Weltweit stellen über 100 Unternehmen Kohlenstoffnanoröhren her. 2010 erwirtschaftete die Branche einen Jahresumsatz von 552,3 Mio. EUR (668,3 Mio. USD). Bis 2016 soll dieser Wert auf 912,6 Mio. EUR (1,1 Mrd. USD) steigen. Das Unternehmen hinter der Erfindung, NEC, besitzt Patente zur Kommerzialisierung der Röhren.

Funktionsweise

Kohlenstoffnanoröhren werden oft als aufgerollte Kohlenstoffatomlagen dargestellt, allerdings werden sie so nicht hergestellt.

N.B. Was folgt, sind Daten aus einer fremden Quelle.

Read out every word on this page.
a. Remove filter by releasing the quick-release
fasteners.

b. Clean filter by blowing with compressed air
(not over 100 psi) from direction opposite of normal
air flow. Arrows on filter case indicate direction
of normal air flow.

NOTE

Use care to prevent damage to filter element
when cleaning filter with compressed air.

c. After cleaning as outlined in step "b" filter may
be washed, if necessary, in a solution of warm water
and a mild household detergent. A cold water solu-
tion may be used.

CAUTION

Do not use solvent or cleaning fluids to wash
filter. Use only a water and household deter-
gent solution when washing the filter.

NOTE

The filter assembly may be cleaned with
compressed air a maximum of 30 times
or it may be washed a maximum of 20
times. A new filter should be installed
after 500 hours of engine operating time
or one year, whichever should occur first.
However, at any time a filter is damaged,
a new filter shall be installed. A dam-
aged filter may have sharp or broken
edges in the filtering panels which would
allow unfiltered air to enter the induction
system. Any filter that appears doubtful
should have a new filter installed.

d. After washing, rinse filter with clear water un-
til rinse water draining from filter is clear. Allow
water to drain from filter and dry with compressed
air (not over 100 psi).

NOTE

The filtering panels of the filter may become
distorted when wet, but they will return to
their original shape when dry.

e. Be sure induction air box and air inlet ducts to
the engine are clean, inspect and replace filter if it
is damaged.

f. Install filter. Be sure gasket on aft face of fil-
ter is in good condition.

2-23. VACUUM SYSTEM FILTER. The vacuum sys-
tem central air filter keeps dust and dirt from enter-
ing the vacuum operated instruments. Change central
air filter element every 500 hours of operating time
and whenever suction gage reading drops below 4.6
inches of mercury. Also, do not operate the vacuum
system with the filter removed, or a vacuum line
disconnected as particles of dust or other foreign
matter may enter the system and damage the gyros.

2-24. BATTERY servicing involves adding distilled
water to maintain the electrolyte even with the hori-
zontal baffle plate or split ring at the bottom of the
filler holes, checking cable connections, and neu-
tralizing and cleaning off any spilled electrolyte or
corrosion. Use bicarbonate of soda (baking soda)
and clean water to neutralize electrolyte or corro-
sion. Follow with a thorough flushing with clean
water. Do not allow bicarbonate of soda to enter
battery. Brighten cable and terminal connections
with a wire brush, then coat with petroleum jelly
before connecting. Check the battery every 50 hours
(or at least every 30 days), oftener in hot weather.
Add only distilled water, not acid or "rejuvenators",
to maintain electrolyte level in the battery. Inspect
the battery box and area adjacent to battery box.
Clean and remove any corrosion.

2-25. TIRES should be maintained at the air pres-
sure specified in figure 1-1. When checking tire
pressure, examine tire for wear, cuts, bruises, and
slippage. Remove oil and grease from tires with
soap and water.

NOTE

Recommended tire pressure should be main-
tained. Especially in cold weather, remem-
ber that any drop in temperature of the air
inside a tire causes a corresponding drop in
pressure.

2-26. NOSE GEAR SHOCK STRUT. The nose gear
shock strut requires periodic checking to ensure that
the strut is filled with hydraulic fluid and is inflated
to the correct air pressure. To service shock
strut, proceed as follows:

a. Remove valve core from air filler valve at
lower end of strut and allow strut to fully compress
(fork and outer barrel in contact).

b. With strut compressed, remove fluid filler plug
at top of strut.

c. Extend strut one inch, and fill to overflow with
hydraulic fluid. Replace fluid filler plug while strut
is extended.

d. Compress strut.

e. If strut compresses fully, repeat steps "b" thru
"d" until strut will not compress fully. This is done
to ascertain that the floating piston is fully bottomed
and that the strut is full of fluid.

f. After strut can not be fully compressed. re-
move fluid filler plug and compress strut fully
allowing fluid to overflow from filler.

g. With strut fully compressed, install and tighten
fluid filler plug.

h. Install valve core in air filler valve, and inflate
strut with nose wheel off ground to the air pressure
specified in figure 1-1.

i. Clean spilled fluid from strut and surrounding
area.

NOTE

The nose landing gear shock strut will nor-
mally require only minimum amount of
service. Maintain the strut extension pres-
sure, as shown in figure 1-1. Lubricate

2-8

Vielmehr kommt eine als Lichtbogenentladung bezeichnete Methode zum Einsatz, deren Ausgangspunkt eine Kammer mit nichtreaktivem Gas ist.

Zwei Elektroden – Leiter aus Grafit, einer Reinform von Kohlenstoff – werden in die Kammer eingeführt und elektrisch geladen. Bei Annäherung der beiden Leiter wird eine der Spitzen durch die enorme Energie des resultierenden Funkens verdampft. Bei näherer Untersuchung der anderen Elektrodenspitze sind mikroskopisch kleine, fadenartige Überstände zu beobachten, ähnlich einem zerzausten Haarschopf. Diese Überstände sind mehrwandige Kohlenstoffnanoröhren mit üblicherweise 20 bis 30 Wänden. Enthält der positiv geladene Grafitleiter (Anode) einen Metallkatalysator, bilden sich einwandige Kohlenstoffnanoröhren.

Der Erfinder

Sumio Iijima arbeitet seit mehr als einem halben Jahrhundert auf dem Gebiet der Materialwissenschaften und erhielt zahlreiche Auszeichnungen und Ehrentitel. Oft wird ihm die Entdeckung oder mindestens die Bekanntmachung ein- und mehrwandiger Nanoröhren zugeschrieben. Iijima selbst erklärt, dass ihm die Entdeckung gemeinsam mit einigen Wissenschaftlerteams gelang, die hohle Kohlenstoffröhren aus Grafit zuvor beobachtet, diese Entdeckung aber nicht weiter verfolgt hatten.

Iijima ist Professor an der renommierten Meijo-Universität in Nagoya und Senior Research Fellow bei NEC, wo er seine Erfindungen machte. Darüber hinaus ist er Honorary AIST Fellow des japanischen Instituts für Industriewissenschaften und Technik (AIST).

Wussten Sie das?

2006 fanden deutsche Forscher Kohlenstoffnanoröhren im legendären Damaszener Stahl des 17. Jahrhunderts – dies erklärt den Ruhm dieser Schwertschmiedekunst. Ein weiteres Produkt, in dem sich Kohlenstoffnanoröhren finden, ist Vantablack, das schwärzeste Material der Welt. Vantablack wird vom britischen Nanotechnologieunternehmen Surrey NanoSystems für astronomische und militärische Zwecke vertrieben. Unter anderem dient das Material zur Beschichtung des Inneren von Teleskopen, um überschüssiges Licht zu absorbieren. Außerdem werden mit Vantablack Kameras kalibriert, die Bilder sehr lichtschwacher Sterne und Galaxien aufnehmen.